En cette période de fin d’année, l’on observe une très grande affluence dans les bars et autres débits de boisson de tous les «coins chauds» de la capitale. A Etam-Bafia, c’est le whisky ensaché et l’odontol, boisson traditionnelle faite à partir de la fermentation et la préparation au feu du vin de palme, qui sont les compagnons des populations. Dans les «salauds bars», ainsi que sont appelés les bars de fortune qu’on retrouve à travers le quartier, jeunes et adultes se sentent plutôt bien. Ce qui est une bonne affaire pour les détenteurs de ces boutiques. «J’ai ma petite boutique-ci depuis plus de dix ans. Grâce à elle, j’élève mes enfants», confie Mme Assiga.
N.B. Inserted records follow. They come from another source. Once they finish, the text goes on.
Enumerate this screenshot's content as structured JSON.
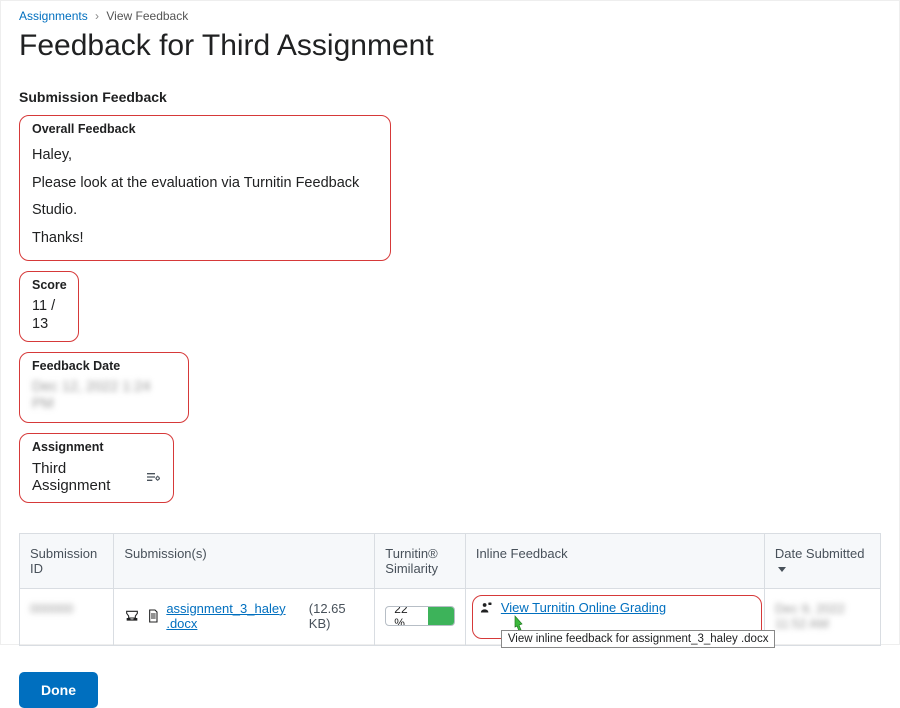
{
  "breadcrumb": {
    "parent": "Assignments",
    "current": "View Feedback"
  },
  "page_title": "Feedback for Third Assignment",
  "submission_feedback_heading": "Submission Feedback",
  "overall_feedback": {
    "label": "Overall Feedback",
    "line1": "Haley,",
    "line2": "Please look at the evaluation via Turnitin Feedback Studio.",
    "line3": "Thanks!"
  },
  "score": {
    "label": "Score",
    "value": "11 / 13"
  },
  "feedback_date": {
    "label": "Feedback Date",
    "value": "Dec 12, 2022 1:24 PM"
  },
  "assignment": {
    "label": "Assignment",
    "value": "Third Assignment"
  },
  "table": {
    "headers": {
      "submission_id": "Submission ID",
      "submissions": "Submission(s)",
      "turnitin_similarity": "Turnitin® Similarity",
      "inline_feedback": "Inline Feedback",
      "date_submitted": "Date Submitted"
    },
    "row": {
      "submission_id": "000000",
      "file_name": "assignment_3_haley .docx",
      "file_size": "(12.65 KB)",
      "similarity_pct": "22 %",
      "inline_link": "View Turnitin Online Grading",
      "tooltip": "View inline feedback for assignment_3_haley .docx",
      "date_submitted": "Dec 9, 2022 11:52 AM"
    }
  },
  "done_button": "Done"
}
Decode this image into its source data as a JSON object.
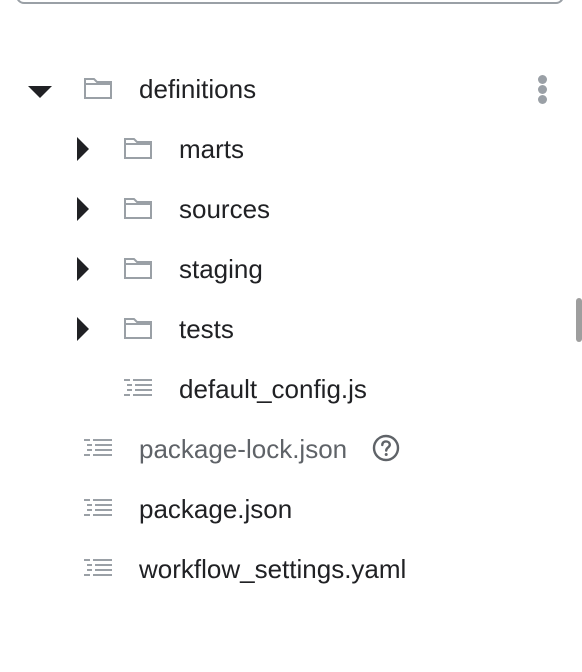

Cette dernière, à peine quarantenaire, déplore le fait que ses enfants n’aient pas la possibilité de mener à bien leurs études, faute de moyens financiers suffisants. «Sur les cinq enfants que j’ai, aucun n’a encore franchi la classe de 3e. Ils passent parfois des années blanches quand il n’y a pas eu d’argent».
Pendant les fêtes, maman Assiga ne peut même pas offrir des jouets à sa progéniture. Ses enfants, les pieds nus, s’amusent avec les autres sur les terrains poussiéreux du quartier. Ils prennent un certain plaisir à effectuer des sauts sur les détritus...
Peut être est-ce la raison pour laquelle le paludisme et les maladies de la peau semblent avoir trouvé leurs nids dans ce quartier. M. Ewong, 43 ans et père de trois enfants, ne sait plus à quel saint se vouer. Il se plaint de ce que, à espaces réguliers, des individus se sont présentés dans leur quartier pour des visites médicales gratuites. Ils leur promettent de repasser leur remettre gratuitement des médicaments pour se soigner. Ce qui n’est jamais le cas. Mais, jamais ils ne les ont reçus gratuitement car, ils déboursent toujours de l’argent pour s’en procurer. Lesdits individus disent être des émissaires du ministère des affaires sociales. En ce qui concerne la distribution gratuite des toiles imprégnées de moustiquaires dans les foyers et aux femmes enceintes, très peu d’habitants avouent en avoir reçu. Ils estiment même que la distribution de ces dernières est discriminatoire. Quant aux organisations non gouvernementales (Ong), aucune trace ne semble indiquer leur passage auprès de ces laissés-pour-compte.
Mise à part la hantise de la survie quotidienne dont sont l’objet les populations d’Etam Bafia, il faut ajouter à cela les menaces perpétuelles de déguerpissement de la police municipale. Ceci maintien ces populations dans une angoisse existentielle, celle de se voir chassées de cet endroit sous lequel sont enterrés de milliers de cordons ombilicaux. En effet, aux alentours de 2005, le délégué du gouvernement auprès de la communauté urbaine de Yaoundé, Gilbert Tsimi Evouna, avait engagé une campagne d’assainissement visant à débarrasser la ville de Yaoundé de tous les bidonvilles et détruire systématiquement tous les quartiers bâtis dans les zones marécageuses et les maisons implantées en bordure des routes. Au chapitre des zones déjà déguerpies, on peut compter Ntaba, une partie de Mvog-Ada, Bastos Elobi et bien d’autres. Jusqu’ici, les populations d’Etam Bafia restent dans une sorte de psychose, entretenue par une éventuelle visite, à tout moment, des bulldozers du super maire de Yaoundé.